Here we will talk about an important piece of machine learning: the extraction of quantitative features from data. By the end of this section you will

  • Know how features are extracted from real-world data.
  • See an example of extracting numerical features from textual data

In addition, we will go over several basic tools within scikit-learn which can be used to accomplish the above tasks.

What Are Features?

Numerical Features

Recall that data in scikit-learn is expected to be in two-dimensional arrays, of size n_samples $\times$ n_features.

Previously, we looked at the iris dataset, which has 150 samples and 4 features


In [ ]:
from sklearn.datasets import load_iris
iris = load_iris()
print iris.data.shape

These features are:

  • sepal length in cm
  • sepal width in cm
  • petal length in cm
  • petal width in cm

Numerical features such as these are pretty straightforward: each sample contains a list of floating-point numbers corresponding to the features

Categorical Features

What if you have categorical features? For example, imagine there is data on the color of each iris:

color in [red, blue, purple]

You might be tempted to assign numbers to these features, i.e. red=1, blue=2, purple=3 but in general this is a bad idea. Estimators tend to operate under the assumption that numerical features lie on some continuous scale, so, for example, 1 and 2 are more alike than 1 and 3, and this is often not the case for categorical features.

A better strategy is to give each category its own dimension.
The enriched iris feature set would hence be in this case:

  • sepal length in cm
  • sepal width in cm
  • petal length in cm
  • petal width in cm
  • color=purple (1.0 or 0.0)
  • color=blue (1.0 or 0.0)
  • color=red (1.0 or 0.0)

Note that using many of these categorical features may result in data which is better represented as a sparse matrix, as we'll see with the text classification example below.

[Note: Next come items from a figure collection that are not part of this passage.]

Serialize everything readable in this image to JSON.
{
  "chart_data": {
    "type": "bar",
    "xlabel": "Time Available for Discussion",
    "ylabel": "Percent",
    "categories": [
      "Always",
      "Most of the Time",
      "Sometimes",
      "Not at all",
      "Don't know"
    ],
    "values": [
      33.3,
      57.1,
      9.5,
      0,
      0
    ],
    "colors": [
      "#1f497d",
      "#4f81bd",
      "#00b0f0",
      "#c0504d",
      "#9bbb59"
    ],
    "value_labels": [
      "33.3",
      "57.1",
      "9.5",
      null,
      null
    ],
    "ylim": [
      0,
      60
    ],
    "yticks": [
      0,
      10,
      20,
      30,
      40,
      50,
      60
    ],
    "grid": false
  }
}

Using the DictVectorizer to encode categorical features

When the source data is encoded has a list of dicts where the values are either strings names for categories or numerical values, you can use the DictVectorizer class to compute the boolean expansion of the categorical features while leaving the numerical features unimpacted:


In [ ]:
measurements = [
    {'city': 'Dubai', 'temperature': 33.},
    {'city': 'London', 'temperature': 12.},
    {'city': 'San Fransisco', 'temperature': 18.},
]

In [ ]:
from sklearn.feature_extraction import DictVectorizer

vec = DictVectorizer()
vec

In [ ]:
vec.fit_transform(measurements).toarray()

In [ ]:
vec.get_feature_names()

Derived Features

Another common feature type are derived features, where some pre-processing step is applied to the data to generate features that are somehow more informative. Derived features may be based in dimensionality reduction (such as PCA or manifold learning), may be linear or nonlinear combinations of features (such as in Polynomial regression), or may be some more sophisticated transform of the features. The latter is often used in image processing.

For example, scikit-image provides a variety of feature extractors designed for image data: see the skimage.feature submodule. We will see some dimensionality-based feature extraction routines later in the tutorial.

Text Feature Extraction

Unstructed content such as text documents require there own feature extraction step. In general we treat words in text documents as individual categorical features. An example on text mining will be introduced later, at the end of this session.